Sobre a amizade entre Renata e Joana, para o pai, a relação é simples: “Nossa prioridade é ela. É nossa única filha. Hoje acabou aquela briga, a mãe dela está mais tranquila, nós brigamos de vez em quando como toda família, mas evitamos desentendimentos. A gente troca até vestido!” diverte-se.

“O preconceito é o que machuca”

“Eu sou muito quieta no meu canto, tenho essa postura porque prefiro. O preconceito é o que machuca. Algumas pessoas me veem com cabelo comprido, voz feminina, mas preferem me tratar por ‘ele’ sabendo que isso pode me ofender. Fico chateada, mas eu não ligo porque minha família, que é o que realmente importa, me apoia” conta.

Joana superou o que sentia e hoje tenta proteger a família do julgamento: “A gente vive em um mundo que tem muito preconceito pra tanta coisa, mas não podemos deixar isso abalar a gente. O amor e o respeito tem que prevalecer”.

“Tem tanta gente por aí sofrendo, sem poder se assumir, a família vira as costas, as pessoas precisam de apoio, a gente tem que dar esse exemplo de amor! Lá em casa no almoço de domingo fica eu, meu ex-marido, meu namorado e minha filha, e todos vivemos em paz”.

“Pai tem que estar presente”

Para o dia dos pais, a família já prepara a comemoração. Joana diz que não tem do que reclamar, porque Renata sempre foi um pai muito presente: “Eu faço meu cabelo com ela, ela cuida muito bem da minha filha, sempre cuidou. Não importa o nome que ele use, se é Renato ou Renata, ele é o pai dela e pai tem que estar presente, pai tem que cuidar do filho”.

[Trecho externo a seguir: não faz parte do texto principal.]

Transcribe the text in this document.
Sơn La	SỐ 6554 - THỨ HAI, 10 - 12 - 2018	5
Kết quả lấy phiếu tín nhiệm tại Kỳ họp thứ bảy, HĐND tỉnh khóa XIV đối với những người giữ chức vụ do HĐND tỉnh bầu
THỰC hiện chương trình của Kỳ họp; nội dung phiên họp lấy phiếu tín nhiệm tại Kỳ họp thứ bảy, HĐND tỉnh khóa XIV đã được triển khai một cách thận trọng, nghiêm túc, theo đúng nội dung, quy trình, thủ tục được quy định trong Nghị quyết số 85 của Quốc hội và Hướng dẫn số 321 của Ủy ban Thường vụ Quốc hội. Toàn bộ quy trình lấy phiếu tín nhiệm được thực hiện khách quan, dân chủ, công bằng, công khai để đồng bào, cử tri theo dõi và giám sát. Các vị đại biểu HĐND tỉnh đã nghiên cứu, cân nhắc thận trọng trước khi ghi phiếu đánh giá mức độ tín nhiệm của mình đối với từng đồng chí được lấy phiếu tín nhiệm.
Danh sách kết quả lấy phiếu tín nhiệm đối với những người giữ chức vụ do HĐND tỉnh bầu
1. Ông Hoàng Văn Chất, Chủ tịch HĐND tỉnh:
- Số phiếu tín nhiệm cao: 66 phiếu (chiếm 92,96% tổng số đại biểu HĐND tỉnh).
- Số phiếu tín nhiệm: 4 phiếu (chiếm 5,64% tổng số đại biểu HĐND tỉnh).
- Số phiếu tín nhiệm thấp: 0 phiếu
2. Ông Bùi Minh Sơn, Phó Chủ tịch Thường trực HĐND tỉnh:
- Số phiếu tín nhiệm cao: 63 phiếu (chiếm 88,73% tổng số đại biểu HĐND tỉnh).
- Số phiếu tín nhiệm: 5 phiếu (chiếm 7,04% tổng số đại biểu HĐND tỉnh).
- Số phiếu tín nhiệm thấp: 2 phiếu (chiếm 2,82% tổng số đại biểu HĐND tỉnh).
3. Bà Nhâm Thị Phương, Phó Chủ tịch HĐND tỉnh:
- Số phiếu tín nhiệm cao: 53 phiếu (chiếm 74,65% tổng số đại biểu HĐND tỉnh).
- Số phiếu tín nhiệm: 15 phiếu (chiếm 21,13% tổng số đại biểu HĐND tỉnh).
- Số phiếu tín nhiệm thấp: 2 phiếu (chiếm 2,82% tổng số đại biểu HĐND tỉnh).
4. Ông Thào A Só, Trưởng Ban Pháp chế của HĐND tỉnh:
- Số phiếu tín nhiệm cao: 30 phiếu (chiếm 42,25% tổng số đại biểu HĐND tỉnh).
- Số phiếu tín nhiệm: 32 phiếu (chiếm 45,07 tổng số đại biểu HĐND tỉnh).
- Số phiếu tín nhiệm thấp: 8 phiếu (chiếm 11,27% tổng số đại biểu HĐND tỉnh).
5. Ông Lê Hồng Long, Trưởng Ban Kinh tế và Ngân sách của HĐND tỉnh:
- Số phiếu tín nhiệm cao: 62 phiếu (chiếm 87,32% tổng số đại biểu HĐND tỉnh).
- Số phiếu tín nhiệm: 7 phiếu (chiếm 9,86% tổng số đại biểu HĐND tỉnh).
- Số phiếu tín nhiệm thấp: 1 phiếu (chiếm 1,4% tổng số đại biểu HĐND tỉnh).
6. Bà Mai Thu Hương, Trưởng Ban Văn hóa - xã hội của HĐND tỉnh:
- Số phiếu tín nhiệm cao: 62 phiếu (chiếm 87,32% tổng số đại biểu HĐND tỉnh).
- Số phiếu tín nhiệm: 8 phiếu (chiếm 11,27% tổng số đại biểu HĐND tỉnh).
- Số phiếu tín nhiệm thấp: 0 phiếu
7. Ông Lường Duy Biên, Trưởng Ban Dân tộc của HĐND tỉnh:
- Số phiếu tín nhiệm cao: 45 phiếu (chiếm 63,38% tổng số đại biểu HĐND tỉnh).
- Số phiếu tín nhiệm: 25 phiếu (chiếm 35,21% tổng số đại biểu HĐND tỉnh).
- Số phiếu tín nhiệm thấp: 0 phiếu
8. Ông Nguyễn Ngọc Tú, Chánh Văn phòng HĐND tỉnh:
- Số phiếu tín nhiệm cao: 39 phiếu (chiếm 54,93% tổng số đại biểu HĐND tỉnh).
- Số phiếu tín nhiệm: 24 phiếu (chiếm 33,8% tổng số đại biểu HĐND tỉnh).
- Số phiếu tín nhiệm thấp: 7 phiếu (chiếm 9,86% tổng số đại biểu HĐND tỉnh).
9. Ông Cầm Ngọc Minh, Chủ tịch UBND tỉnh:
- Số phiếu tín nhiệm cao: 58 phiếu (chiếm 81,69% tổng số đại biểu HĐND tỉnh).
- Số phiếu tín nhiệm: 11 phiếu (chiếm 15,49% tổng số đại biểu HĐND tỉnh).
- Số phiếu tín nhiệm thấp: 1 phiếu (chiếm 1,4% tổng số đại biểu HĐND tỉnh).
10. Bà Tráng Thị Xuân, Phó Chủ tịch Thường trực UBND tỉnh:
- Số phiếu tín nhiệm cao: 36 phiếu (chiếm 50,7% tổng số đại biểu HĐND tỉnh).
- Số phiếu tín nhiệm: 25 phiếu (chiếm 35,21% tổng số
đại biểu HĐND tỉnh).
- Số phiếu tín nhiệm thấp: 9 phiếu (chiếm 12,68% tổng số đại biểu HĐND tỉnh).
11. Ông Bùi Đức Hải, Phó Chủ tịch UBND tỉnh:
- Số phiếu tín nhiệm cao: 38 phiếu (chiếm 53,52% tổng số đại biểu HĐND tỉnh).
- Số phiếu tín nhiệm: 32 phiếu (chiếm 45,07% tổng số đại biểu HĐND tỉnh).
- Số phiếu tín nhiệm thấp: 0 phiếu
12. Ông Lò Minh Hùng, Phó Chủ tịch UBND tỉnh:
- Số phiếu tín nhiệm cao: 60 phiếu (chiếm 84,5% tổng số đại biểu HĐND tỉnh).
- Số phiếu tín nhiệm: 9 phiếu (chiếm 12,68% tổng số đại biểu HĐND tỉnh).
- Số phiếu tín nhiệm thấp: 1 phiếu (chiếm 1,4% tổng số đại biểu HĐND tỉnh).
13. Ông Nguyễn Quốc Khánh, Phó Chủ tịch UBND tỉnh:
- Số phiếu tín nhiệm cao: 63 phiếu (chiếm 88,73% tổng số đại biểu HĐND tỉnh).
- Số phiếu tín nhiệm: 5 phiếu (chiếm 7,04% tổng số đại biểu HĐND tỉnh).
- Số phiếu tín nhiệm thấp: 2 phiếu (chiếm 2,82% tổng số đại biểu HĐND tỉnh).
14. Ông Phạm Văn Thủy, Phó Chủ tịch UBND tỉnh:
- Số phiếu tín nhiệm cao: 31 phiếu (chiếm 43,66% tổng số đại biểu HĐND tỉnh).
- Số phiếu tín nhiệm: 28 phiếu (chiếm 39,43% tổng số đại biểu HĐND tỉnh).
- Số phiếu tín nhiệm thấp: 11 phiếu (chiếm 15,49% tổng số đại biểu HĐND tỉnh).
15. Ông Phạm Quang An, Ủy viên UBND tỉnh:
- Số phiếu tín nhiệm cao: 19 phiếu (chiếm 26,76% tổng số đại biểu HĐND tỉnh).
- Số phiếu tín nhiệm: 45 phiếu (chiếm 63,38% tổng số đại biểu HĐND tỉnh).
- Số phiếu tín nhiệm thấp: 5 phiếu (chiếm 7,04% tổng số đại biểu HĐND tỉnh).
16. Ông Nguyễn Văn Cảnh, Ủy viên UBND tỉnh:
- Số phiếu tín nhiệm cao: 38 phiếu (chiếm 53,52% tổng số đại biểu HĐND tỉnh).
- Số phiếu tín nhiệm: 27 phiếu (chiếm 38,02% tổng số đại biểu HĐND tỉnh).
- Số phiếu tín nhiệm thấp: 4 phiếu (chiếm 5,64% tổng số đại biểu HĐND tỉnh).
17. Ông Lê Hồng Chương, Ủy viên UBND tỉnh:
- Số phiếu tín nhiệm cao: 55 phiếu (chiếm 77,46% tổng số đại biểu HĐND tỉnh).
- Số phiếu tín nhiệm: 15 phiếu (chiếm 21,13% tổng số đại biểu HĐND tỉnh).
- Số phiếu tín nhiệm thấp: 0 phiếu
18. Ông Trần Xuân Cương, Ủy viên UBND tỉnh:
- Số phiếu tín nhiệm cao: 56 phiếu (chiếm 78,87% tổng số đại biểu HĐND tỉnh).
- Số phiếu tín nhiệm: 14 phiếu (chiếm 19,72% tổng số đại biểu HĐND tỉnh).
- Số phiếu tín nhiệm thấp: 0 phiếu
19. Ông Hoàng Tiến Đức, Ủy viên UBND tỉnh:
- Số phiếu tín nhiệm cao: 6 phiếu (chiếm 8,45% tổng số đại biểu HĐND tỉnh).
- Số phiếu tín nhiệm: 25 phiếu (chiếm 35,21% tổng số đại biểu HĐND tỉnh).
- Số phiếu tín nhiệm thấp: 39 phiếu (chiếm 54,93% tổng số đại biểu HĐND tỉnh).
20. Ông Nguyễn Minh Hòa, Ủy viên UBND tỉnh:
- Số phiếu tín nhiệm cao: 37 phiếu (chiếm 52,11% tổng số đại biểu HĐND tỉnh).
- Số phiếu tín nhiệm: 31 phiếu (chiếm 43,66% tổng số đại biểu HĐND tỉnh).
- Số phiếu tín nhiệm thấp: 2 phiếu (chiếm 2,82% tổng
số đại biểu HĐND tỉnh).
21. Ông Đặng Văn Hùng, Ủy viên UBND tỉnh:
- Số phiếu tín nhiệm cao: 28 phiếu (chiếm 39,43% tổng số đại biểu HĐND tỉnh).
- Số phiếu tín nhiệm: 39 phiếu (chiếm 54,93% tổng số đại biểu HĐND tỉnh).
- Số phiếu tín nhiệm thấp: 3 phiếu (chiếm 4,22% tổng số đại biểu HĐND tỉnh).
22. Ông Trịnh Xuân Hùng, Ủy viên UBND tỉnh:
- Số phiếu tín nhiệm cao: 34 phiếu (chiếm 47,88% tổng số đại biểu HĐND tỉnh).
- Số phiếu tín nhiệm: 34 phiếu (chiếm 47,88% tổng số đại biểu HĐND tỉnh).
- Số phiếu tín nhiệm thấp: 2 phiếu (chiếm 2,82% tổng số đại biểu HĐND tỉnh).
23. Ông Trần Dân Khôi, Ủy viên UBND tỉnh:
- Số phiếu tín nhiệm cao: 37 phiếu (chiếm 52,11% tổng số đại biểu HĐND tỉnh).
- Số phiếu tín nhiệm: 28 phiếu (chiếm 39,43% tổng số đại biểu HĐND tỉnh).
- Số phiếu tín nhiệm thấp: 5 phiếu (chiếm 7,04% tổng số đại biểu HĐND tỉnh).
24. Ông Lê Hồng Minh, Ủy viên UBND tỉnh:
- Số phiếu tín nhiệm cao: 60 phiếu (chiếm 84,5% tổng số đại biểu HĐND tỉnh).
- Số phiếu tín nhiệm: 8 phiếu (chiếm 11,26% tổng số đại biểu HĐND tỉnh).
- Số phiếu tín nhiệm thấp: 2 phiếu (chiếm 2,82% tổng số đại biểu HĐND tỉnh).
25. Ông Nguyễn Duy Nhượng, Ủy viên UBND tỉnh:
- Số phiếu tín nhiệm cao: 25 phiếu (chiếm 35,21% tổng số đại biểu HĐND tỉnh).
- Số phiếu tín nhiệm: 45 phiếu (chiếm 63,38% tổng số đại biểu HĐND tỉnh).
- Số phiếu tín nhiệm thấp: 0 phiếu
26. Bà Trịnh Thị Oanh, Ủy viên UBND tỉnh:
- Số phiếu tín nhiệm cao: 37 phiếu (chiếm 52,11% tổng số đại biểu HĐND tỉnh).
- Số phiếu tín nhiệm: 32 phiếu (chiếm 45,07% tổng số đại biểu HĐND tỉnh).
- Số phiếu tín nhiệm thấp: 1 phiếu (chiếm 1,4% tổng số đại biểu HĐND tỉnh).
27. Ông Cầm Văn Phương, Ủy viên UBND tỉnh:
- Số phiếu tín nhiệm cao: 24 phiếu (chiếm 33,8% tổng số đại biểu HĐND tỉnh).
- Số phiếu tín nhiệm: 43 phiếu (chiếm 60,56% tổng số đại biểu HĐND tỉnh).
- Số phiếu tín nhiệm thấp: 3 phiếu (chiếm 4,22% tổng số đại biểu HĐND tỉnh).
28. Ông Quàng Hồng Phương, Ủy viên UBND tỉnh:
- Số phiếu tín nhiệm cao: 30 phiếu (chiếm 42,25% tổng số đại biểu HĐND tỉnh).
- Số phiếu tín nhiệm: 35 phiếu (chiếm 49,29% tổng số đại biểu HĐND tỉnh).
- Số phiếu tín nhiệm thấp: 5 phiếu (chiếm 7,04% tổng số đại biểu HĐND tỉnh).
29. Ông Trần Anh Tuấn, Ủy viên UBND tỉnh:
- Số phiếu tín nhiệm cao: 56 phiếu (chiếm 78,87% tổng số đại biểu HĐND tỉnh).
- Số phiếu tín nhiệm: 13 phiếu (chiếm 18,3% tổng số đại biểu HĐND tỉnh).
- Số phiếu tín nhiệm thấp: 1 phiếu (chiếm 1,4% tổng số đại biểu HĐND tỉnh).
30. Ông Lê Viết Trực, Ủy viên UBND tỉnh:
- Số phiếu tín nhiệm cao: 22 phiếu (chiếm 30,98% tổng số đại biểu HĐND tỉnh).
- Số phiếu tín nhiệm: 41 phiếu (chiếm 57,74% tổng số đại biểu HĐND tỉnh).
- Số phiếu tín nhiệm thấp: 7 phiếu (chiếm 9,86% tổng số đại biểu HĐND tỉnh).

Renata é puro orgulho quando fala da filha: “A Luana é tudo pra mim, eu faço qualquer coisa pela minha filha. Meu sonho é vê-la formada e realizada, ela é minha grande parceira. Nós somos almas gêmeas”, emociona-se.

Luana diz que vai passar o dia dos pais no clima bom que a família se esforçou para criar e hoje busca manter:

“É como toda família deveria passar, com respeito, em paz, se adaptando para que o amor prevaleça sempre”, finaliza.